Oak Ridge National Laboratory researchers demonstrated a first-of-its-kind smart wall that combines advanced manufacturing, building and power electronics innovation during the Department of Energy’s Federal Energy Management Program’s virtual 2020 Energy Exchange event.
The prototype wall, called EMPOWER, was built to highlight the event’s technology showcase. Designed for interior use, the EMPOWER wall demonstrates how an assembly of innovations serving as a room’s cooling system can reduce energy use, decrease peak time energy demand, lower energy utility bills, utilize renewable energy and maintain occupant comfort.
“EMPOWER realizes the power of possibilities, showcasing FEMP’s ability to work with national labs to deliver tangible energy efficient solutions,” said ORNL’s Melissa Lapsa, 2020 Energy Exchange director and FEMP program manager.
The EMPOWER wall, which measures 5-feet by 8-feet, was 3D-printed at the Department of Energy’s Manufacturing Demonstration Facility at ORNL using a unique infrastructure scale additive manufacturing system called SkyBAAM that prints concrete. SkyBAAM is low-cost, cable-driven, field deployable and can be adapted for any construction site.
“What makes SkyBAAM unique is that it eliminates the need for a gantry system commonly found in large-scale additive manufacturing systems,” said ORNL manufacturing researcher Brian Post. “This can be set up within hours at a construction site with minimal site preparation.”

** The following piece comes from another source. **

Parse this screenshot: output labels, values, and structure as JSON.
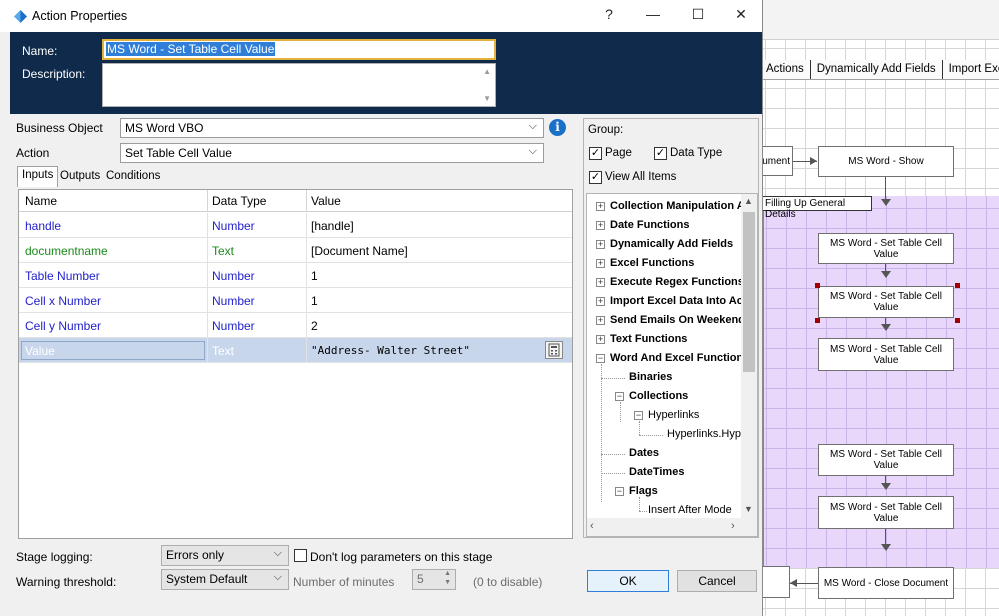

Inside the EMPOWER wall is a thermal storage and active insulation system with a chiller that connects to the wall. Embedded pipes carry chilled water throughout the wall during low peak demand hours, cooling its interior temperature.
“Active insulation surrounding the thermal storage can vary thermal conductivity on demand,” said ORNL’s Diana Hun, a buildings researcher. “It transfers coolness stored in the interior of the wall to the occupied space when needed.”
This on-demand capability of the active insulation reduces electricity costs by lowering use of the heating, ventilation and air conditioning, or HVAC, system. The EMPOWER wall also uses a control method, called model predictive control, to optimize the operation of the active insulation and thermal storage based on the prediction of future conditions which can include weather or the occupant’s behavior.
Based the control predictions, the optimal charging/discharge rate for the wall and timing can be determined. The wall’s embedded sensors can then send a signal to the existing HVAC system to turn on or off.
“By working in concert with the active insulation, this control method minimizes energy
consumption and energy cost during peak demand times without compromising thermal comfort,” said Pijae Im, an ORNL buildings researcher.
A smart inverter, which is a power electronics device, powers the chiller connected to the wall and the pumps that transfer the cool temperature stored in the concrete to the wall’s surface. This inverter is connected to a battery that also stores energy from the building’s main power grid during low electricity demand times and allows the energy to be available when needed during peak demand times.
“The inverter introduces resiliency to the EMPOWER wall,” said ORNL’s Aswad Adib, a power electronics researcher. “By combining battery energy storage with a renewable source, the inverter can power the wall without dependency on the main electrical grid.”
The smart wall concept will be validated when two additional EMPOWER walls are built for installation in office buildings in fiscal year 2021. FEMP has collaborated with ORNL to produce the walls, test functionality and reveal field validation results during the 2021 Energy Exchange.
In addition to FEMP and ORNL, the EMPOWER wall project is supported by the Advanced Manufacturing Office and the Building Technologies Office in DOE’s Office of Energy Efficiency and Renewable Energy.